The limitations of this study include the relatively small group sizes and our findings need to be confirmed in larger studies. To reduce age-related MRI abnormalities and cognitive decline, and to reduce study group heterogeneity, we included only females and only patients under an upper age-threshold. Therefore, our conclusions are limited to this group. Educational level is a potential unadjusted true confounder due to the possibility that the healthy controls are comprised of health-care personnel and may be more educated than the SLE patients, however, we did not have data on educational level of our subjects. We did not have creatinine or eGFR levels of the healthy controls and could not adjust for these variables when comparing plasma NfL levels between SLE patients and controls. Also, the design of the study is cross-sectional restricting causality assumptions. Studying consecutive patients resulted in low overall SLE disease activity and NP symptoms were not new-onset, making it difficult to investigate associations with disease activity or acute NPSLE. On the other hand, the design of the study makes it possible to study the chronical aspect of the disease.

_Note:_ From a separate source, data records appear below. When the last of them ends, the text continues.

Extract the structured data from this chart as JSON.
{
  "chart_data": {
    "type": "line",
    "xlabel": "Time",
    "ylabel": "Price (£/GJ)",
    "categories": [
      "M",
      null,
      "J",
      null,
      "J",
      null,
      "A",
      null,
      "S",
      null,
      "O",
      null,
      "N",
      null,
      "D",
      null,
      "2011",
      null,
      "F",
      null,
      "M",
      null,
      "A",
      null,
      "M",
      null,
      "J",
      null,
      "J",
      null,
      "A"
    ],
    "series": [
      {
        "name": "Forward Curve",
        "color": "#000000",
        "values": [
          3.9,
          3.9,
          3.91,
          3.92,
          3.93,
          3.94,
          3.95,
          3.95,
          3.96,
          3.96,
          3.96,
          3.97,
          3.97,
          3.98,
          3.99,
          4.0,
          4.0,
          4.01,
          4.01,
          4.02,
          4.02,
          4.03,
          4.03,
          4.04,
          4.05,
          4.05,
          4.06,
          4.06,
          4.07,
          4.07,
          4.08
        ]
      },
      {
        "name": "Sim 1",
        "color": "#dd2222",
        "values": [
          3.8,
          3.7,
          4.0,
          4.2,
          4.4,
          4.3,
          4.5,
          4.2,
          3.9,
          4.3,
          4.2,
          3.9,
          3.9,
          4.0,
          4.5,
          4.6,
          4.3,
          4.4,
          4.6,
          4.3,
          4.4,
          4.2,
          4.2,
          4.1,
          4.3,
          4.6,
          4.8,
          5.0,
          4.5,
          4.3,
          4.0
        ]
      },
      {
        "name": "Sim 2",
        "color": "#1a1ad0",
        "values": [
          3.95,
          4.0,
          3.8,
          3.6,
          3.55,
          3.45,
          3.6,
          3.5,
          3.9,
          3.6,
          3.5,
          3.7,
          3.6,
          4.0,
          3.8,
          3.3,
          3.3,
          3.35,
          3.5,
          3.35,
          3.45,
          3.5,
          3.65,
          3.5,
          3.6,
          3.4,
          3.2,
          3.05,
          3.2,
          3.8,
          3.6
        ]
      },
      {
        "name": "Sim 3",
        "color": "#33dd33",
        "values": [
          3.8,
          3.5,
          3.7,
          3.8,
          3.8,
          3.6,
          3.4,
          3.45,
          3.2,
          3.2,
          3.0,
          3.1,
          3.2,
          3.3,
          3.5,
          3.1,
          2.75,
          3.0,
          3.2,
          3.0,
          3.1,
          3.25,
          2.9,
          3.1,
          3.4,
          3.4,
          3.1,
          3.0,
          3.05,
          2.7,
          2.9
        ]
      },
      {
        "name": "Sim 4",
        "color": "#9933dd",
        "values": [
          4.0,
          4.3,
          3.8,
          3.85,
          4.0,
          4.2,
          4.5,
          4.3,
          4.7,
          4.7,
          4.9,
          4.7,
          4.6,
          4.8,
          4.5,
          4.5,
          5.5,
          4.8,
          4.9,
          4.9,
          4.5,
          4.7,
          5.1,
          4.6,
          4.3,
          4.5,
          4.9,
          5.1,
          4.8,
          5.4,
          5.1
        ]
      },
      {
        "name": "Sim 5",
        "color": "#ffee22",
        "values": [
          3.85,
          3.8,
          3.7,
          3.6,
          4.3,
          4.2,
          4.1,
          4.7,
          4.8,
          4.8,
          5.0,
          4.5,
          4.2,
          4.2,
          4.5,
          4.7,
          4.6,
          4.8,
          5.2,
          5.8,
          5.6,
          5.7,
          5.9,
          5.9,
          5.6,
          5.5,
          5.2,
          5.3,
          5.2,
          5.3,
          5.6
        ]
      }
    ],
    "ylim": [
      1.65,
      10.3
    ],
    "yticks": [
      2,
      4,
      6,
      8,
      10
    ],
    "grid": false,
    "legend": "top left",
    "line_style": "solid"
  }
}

In conclusion, in this study we demonstrated higher concentrations of plasma NfL in SLE patients, with or without symptoms of nervous system involvement, compared with healthy controls, indicating a higher extent of neuronal damage in SLE patients. Furthermore, in a population of SLE patients predominantly comprised by low SLE disease activity and normal kidney function, we demonstrated a possible association between higher plasma NfL concentrations in patients with low complement C3 levels and ongoing treatment, compatible with an SLE phenotype with renal involvement. This may indicate a higher degree of neuronal breakdown in patients with active disease, also without overt clinical symptoms. A higher degree of SLE-related organ damage was independently associated with higher plasma NfL concentrations, further supporting that a more severe disease in general is of importance, and a correlation between NfL levels and CSF volumes was demonstrated. Further longitudinal studies are needed to assess whether the lupus phenotype composed of glomerulonephritis and higher organ damage, mediated by chronic lupus inflammation, are more susceptible to neuronal damage reflected by higher NfL levels, and consequently MRI abnormalities and cognitive dysfunction. NfL may serve as an indicator of neuronal damage in SLE patients in further studies.